Stopień prawdopodobieństwa
W orzecznictwie sądów administracyjnych często pojawia się wyjaśnienie pojęcia „uprawdopodobnienie". Jak podkreślił Naczelny Sąd Administracyjny w wyroku z 8 grudnia 2015 r. (sygn. akt II OSK 900/14), nie jest to tożsame z udowodnieniem.
Z orzecznictwa
Uprawdopodobnienie istnienia danej okoliczności jest środkiem zastępczym dowodu w ścisłym tego słowa znaczeniu i nie daje pewności, lecz tylko wiarygodność (prawdopodobieństwo) twierdzenia o jakimś fakcie. Nie oznacza zatem udowodnienia braku winy, ale wskazanie z dużym stopniem prawdopodobieństwa, że dana czynność w określonym przez przepisy prawa czasie nie mogła zostać dokonana z przyczyn nieleżących po stronie zainteresowanego
– tak w wyroku Naczelnego Sądu Administracyjnego z 8 grudnia 2015 r. (sygn. akt II OSK 900/14).
Strona, która domaga się przywrócenia terminu, powinna więc uprawdopodobnić, że uchybienie nastąpiło bez jej winy.
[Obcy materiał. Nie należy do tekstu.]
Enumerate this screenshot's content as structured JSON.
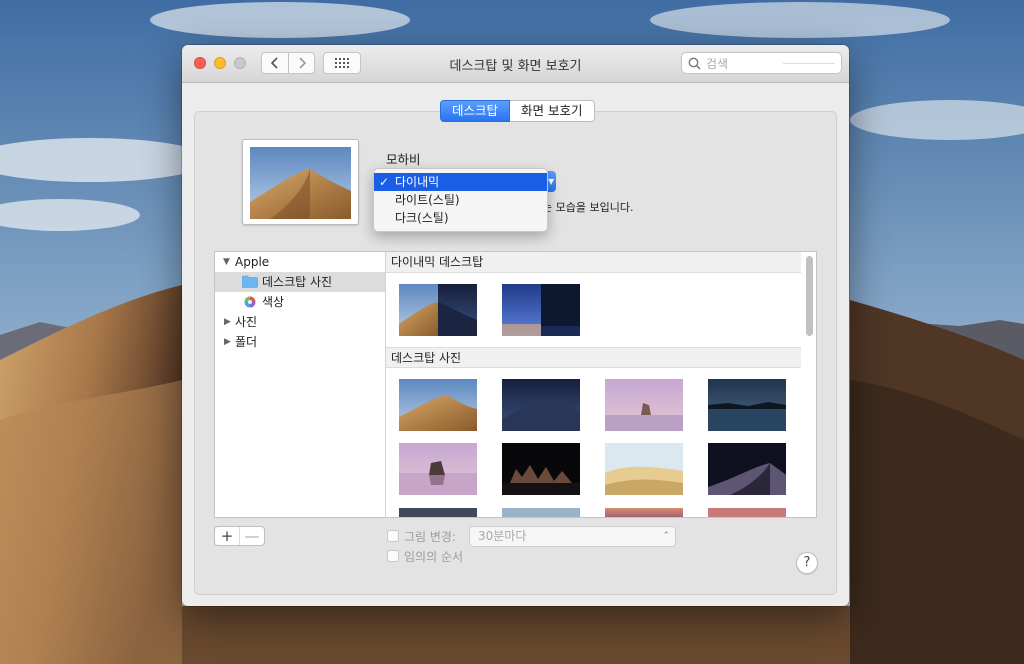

Jak podkreślił Wojewódzki Sąd Administracyjny w Krakowie w wyroku z 4 listopada 2015 r. (sygn. akt I SA/Kr 1445/15), aby to zrobić, powinna uwiarygodnić odpowiednią argumentacją swoją staranność. Powinna też wykazać, że przeszkoda była od niej niezależna oraz istniała przez cały czas – aż do momentu wniesienia wniosku o przywrócenie terminu.